"All right," he said. "I was only waiting for you to come in." Freddy was not the sort to see anything which he was not meant to see. If the two lovers had anything to tell him, they would tell him. Until then, he would mind his own business.
"You go and have a smoke outside," Meg said. "I'll put away all this."
"All this" meant the boxes of "finds" and the papers of plans and figures which they had all been working at earlier in the evening.
CHAPTER XII
It was the dawn of the morning on which the tomb was to be opened. Meg could not sleep; the overseer's shrill whistle for the roll-call of the workmen had banished her last hopes that a little sleep would come to her before the exciting day began.

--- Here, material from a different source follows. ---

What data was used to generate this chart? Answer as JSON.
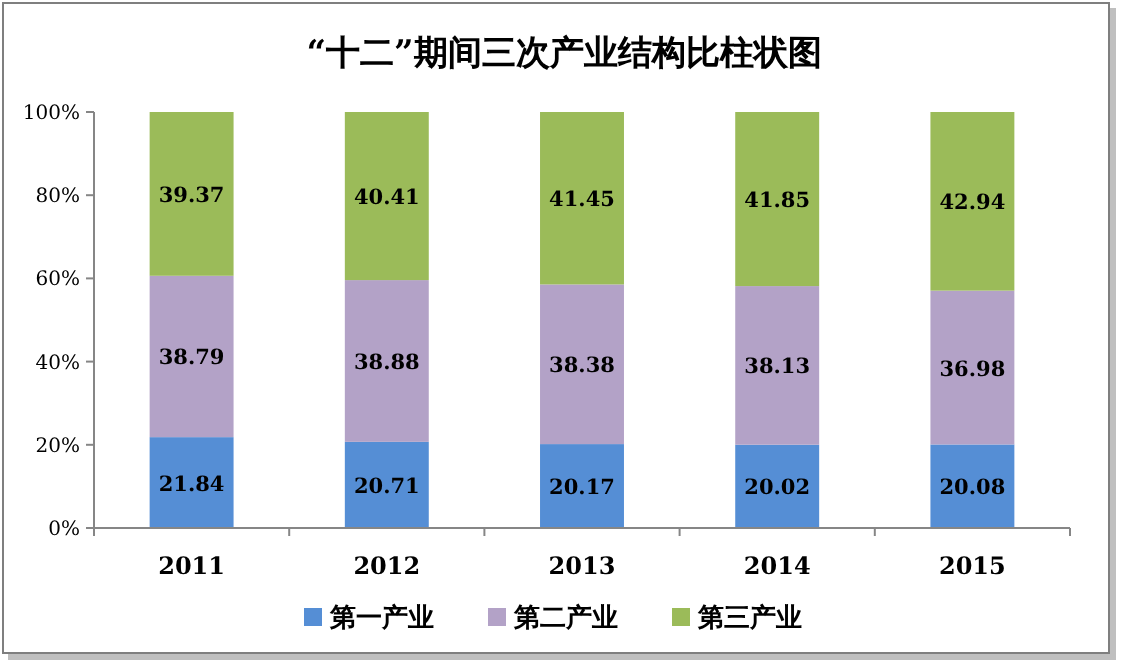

The clear whistle called the straggling figures together. They were still indefinite objects, moving white columns in the darkness which heralds the dawn. They were to begin work earlier than usual; Meg could see no signs of the coming day in the sky.
She sprang out of bed, glad to begin some practical work to banish the confusion of thoughts which had made her brain too active for sleep. Before she had her bath or dressed, she felt that she must breathe the cool, pure air outside the hut for a moment or two.
During the night her thoughts had been mastered by a consciousness of the fact that after the great day, after the tomb was satisfactorily opened and Michael had accomplished the necessary work in connection with it which Freddy might demand of him, he would start out on his desert journey. She could not and would not hold him back. Things too delicate and indefinite to be described had gathered and accumulated, strengthening his determination to leave the valley and start out on his apparently objectless journey. As the accumulation of atoms has formed continents, so the accumulation of thoughts becomes a thing which controls our destinies.
The treasure-trove of gold which had been hidden by Akhnaton the Dreamer was now as real to Michael as the gold-mines in California were real to the miners of the '49 rush. He had visualized it over and over again. He was undaunted by the fact that many visionaries had seen their King Solomon's mines equally clearly; but how many have reached them? He was satisfied that, though his journey might prove a complete failure from Freddy's point of view, until he made it any work he tried to do would be a more complete one. There are treasures laid up in heaven far beyond the value of rubies and precious jewels, and the Kingdom of Heaven which is within us Mike was determined to find.
Meg had given her abundant sympathy, but advice she had none to offer. The thing was beyond her, taken out of her hands; it belonged to the part of Michael which she loved and admired but did not fully comprehend—the superman. Her practical common sense was her stumbling-block; it held her with the chains of caution and the doubts of a scientific trend of mind, which demands practical proofs before it accepts any theory or idea. Although she was influenced more deeply by Egypt than she had ever imagined it possible to be influenced by the unseen, or by atmosphere and surroundings, she still walked firmly on her two feet. Her momentary standings on her head were passing and spasmodic. She neither felt convinced nor unconvinced upon the subject of Akhnaton's vision or upon the truth and reliability of the old man's words at el-Azhar. Suggestion is so often at the root of what appears to be the supernatural. Michael might have talked to the old man, as he had often talked to herself, about the possibility of such a treasure having been hidden by the King when he, Akhnaton, knew that he was dying and when he realized that his new capital of Tel-el-Amarna would not long survive his decease, that the priests of the old religion would do all in their power to obliterate his memory and teachings. She knew that Michael was not the only person who held this view. He was not the originator of the theory.